Kendini yönetme (Self-management) ise, sürecini aktif olarak izleme, sonuçlarını kontrol etme ve gerektiğinde bireysel aktivitelerini yeniden düzenleme anlamına gelir. Çoğunlukla yürütücü kontrol ile aynı anlamda kullanılır ve plânlama, izleme ve aktivitelerini denetleme davranışlarından oluşur (Fang ve Cox, 1999: 172). Kendini yönetme aynı zamanda problem çözme sürecinin düzenlenmesi ile ilgilidir (Paris ve Winograd, 1990: 18). Bu sürecin düzenlenmesiyle ilgili bütün akademik çalışmalarda öğrencilerin konu ya da problemi anlayıp anlamadığını kontrol edebilmeleri açısından kendilerine bazı sorular sormaları ve bu soruları cevaplandırmaları gerektiği ifade edilir. Bu sorular, “Bunu okumadaki amacım nedir?”, “Bu konuyla ilgili neler biliyorum?”, “Buradaki önemli bilgiler nelerdir?”, “Verilen bilgilerle daha önce öğrendiklerim arasında nasıl bir ilişki var?” şeklindeki sorulardır (Taylor, 1999: 36).

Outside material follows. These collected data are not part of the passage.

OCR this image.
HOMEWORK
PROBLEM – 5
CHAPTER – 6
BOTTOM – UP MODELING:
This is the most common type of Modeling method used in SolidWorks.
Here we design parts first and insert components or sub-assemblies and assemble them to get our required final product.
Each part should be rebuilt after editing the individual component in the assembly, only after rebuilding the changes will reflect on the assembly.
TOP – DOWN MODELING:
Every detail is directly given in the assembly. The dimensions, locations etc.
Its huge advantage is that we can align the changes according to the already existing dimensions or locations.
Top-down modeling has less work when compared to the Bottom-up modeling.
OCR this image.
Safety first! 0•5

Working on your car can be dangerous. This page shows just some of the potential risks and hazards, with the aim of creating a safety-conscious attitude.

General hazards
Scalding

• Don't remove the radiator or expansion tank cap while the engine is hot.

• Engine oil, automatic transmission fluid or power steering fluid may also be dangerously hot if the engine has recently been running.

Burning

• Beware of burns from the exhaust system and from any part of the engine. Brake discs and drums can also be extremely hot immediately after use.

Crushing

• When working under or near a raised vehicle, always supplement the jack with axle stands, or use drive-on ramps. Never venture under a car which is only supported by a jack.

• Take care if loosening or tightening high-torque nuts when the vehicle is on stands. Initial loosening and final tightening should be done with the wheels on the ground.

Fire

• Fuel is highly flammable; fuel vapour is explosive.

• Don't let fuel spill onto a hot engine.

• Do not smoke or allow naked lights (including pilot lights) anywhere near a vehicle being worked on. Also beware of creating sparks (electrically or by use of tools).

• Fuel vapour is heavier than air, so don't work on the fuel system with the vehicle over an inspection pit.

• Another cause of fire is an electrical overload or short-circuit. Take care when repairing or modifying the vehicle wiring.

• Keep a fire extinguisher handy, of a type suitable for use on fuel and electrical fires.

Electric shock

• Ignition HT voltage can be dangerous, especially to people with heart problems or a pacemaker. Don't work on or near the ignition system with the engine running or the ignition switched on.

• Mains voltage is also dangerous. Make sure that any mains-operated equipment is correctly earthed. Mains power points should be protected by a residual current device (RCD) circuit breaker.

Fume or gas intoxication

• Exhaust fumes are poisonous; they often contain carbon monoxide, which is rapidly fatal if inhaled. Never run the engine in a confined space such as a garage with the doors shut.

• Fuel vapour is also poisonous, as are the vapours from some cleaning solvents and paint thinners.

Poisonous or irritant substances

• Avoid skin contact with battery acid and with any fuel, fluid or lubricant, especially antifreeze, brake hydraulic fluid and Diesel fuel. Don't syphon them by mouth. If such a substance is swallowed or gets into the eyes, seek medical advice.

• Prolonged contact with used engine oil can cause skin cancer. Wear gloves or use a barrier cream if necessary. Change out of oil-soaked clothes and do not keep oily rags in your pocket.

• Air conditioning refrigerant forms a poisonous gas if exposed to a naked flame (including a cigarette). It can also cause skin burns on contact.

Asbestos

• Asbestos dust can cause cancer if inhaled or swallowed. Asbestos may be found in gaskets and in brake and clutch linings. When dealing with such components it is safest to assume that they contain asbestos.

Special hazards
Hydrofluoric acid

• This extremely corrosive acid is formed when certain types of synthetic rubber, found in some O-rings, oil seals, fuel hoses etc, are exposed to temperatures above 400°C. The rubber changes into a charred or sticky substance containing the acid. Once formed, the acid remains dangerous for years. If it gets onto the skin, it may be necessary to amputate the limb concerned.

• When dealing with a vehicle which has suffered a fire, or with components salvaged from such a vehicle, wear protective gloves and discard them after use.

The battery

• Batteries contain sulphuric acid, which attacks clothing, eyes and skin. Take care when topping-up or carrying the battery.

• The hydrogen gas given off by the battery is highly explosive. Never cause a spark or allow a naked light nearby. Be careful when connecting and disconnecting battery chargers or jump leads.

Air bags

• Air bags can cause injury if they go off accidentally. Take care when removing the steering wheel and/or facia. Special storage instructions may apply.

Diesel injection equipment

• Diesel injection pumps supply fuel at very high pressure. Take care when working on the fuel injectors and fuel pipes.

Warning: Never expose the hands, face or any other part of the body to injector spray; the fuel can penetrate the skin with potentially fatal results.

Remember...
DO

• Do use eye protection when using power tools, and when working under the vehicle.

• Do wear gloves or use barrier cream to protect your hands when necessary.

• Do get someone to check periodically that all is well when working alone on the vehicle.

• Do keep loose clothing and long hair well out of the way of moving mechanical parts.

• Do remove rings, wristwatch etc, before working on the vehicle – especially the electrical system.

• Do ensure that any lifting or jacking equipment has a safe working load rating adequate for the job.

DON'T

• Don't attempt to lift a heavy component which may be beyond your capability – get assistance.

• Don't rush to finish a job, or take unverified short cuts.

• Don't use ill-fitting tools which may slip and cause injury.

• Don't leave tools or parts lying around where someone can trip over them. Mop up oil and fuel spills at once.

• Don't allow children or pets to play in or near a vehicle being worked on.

Yürütücü bilişin tanım ve özellikleriyle ilgili yapılan araştırmaların temelinde Flavell ve Brown’un çalışmaları yatmaktadır. Brown (1984; Akt. Aral, 1999: 13)’a göre yürütücü biliş; bilgi ve başarıya ulaştıracak stratejilerin farkında olma ve bu stratejilerin etkili bir şekilde kullanılmasında öz-düzenleme süreçlerinden oluşmaktadır. Brown araştırmalarında, yürütücü bilişin içerdiği yürütücü biliş bilgisinin; durağan bilgi ve stratejik bilgiden oluştuğunu ifade etmiştir. Durağan bilgi, görevin etkili bir şekilde yapılabilmesi için, yetenek, strateji ve kaynaklar açısından neler gerektiğinin farkında olma ile ilgilidir. Bu bilgi Flavell’in işaret ettiği kişi, görev ve strateji bilgisine benzemektedir. Stratejik bilgi ya da yürütücü biliş becerisi, görevin başarılı bir şekilde tamamlanabilmesi için kendini denetleme stratejilerinin kullanılmasını gerektirir. Kendini denetleme stratejilerinin bazıları; plânlama, tahmin etme, değerlendirme ve izlemedir (Martini, 2002: 40).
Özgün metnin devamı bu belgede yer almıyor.